RUTH OZEKI is an award-winning filmmaker and novelist, whose work has been characterized by U.S.A. Today as "ardent and passionate...rare and provocative." Her first novel, My Year of Meats, was published in 1998 by Viking Penguin and has garnered widespread glowing reviews, awards, and a still-growing readership.

A sexy, poignant, funny tale about global meat and media production, My Year of Meats tells the story of Jane and Akiko, two women on opposite sides of the planet, whose lives are connected by a TV cooking show. My Year of Meats was an international success, translated into eleven languages and published in fourteen countries. It won the Kiriyama Pacific Rim Award, the Imus/Barnes and Noble American Book Award, and a Special Jury Prize of the World Cookbook Awards in Versailles.

Ozeki's second novel, All Over Creation (Viking Penguin, 2003) shifts the focus from meat to potatoes in a story of a family farmer, his prodigal daughter, an itinerant gang of environmental activists, and a New Age corporate spin doctor, whose lives and interests collide in Liberty Falls, Idaho. In a starred review, Kirkus called this cast of characters "most fully realized and heart-wrenching in their imperfect yearnings," and declared All Over Creation, "a feast for mind and heart." Again a New York Times Notable Book, All Over Creation is the recipient of a 2004 American Book Award from the Before Columbus Foundation, as well as the Willa Literary Award for Contemporary Fiction.

Ozeki was born and raised in New Haven, Connecticut, by an American father and a Japanese mother. She studied English and Asian Studies at Smith College and traveled extensively in Asia. She received a Japanese Ministry of Education Fellowship to do graduate work in classical Japanese literature at Nara University. During her years in Japan, she worked in Kyoto's entertainment or "water" district as a bar hostess, studied flower arrangement as well as Noh drama and mask carving, founded a language school, and taught in the English Department at Kyoto Sangyo University.
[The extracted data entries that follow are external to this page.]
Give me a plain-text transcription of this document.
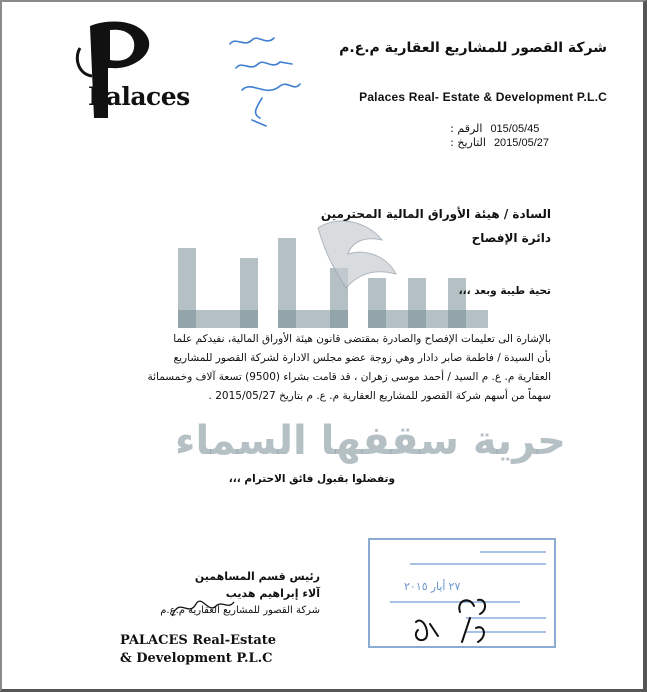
Palaces
شركة القصور للمشاريع العقارية م.ع.م
Palaces Real- Estate & Development P.L.C
الرقم : 015/05/45
التاريخ : 2015/05/27
السادة / هيئة الأوراق المالية المحترمين
دائرة الإفصاح
تحية طيبة وبعد ،،،
بالإشارة الى تعليمات الإفصاح والصادرة بمقتضى قانون هيئة الأوراق المالية، نفيدكم علما
بأن السيدة / فاطمة صابر دادار وهي زوجة عضو مجلس الادارة لشركة القصور للمشاريع
العقارية م. ع. م السيد / أحمد موسى زهران ، قد قامت بشراء (9500) تسعة آلاف وخمسمائة
سهماً من أسهم شركة القصور للمشاريع العقارية م. ع. م بتاريخ 2015/05/27 .
حرية سقفها السماء
وتفضلوا بقبول فائق الاحترام ،،،
٢٧ أيار ٢٠١٥
رئيس قسم المساهمين
آلاء إبراهيم هديب
شركة القصور للمشاريع العقارية م.ع.م
PALACES Real-Estate
& Development P.L.C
Ozeki returned to New York in 1985 and began a film career as an art director, designing sets and props for low budget horror movies. She switched to television production, and after several years directing documentary-style programs for a Japanese company, she started making her own films. Body of Correspondence (1994) won the New Visions Award at the San Francisco Film Festival and was aired on PBS. Halving the Bones (1995), an award-winning autobiographical film, tells the story of Ozeki's journey as she brings her grandmother's remains home from Japan. It has been screened at the Sundance Film Festival, the Museum of Modern Art, the Montreal World Film Festival, and the Margaret Mead Film Festival, among others. Ozeki's films, now in educational distribution, are shown at universities, museums and arts venues around the world.

Ozeki, a frequent speaker on college and university campuses, currently divides her time between New York City, where she serves on the board of Women Make Movies, and British Columbia, where she writes, knits socks, and raises exotic Chinese chickens with her husband, artist, Oliver Kellhammer.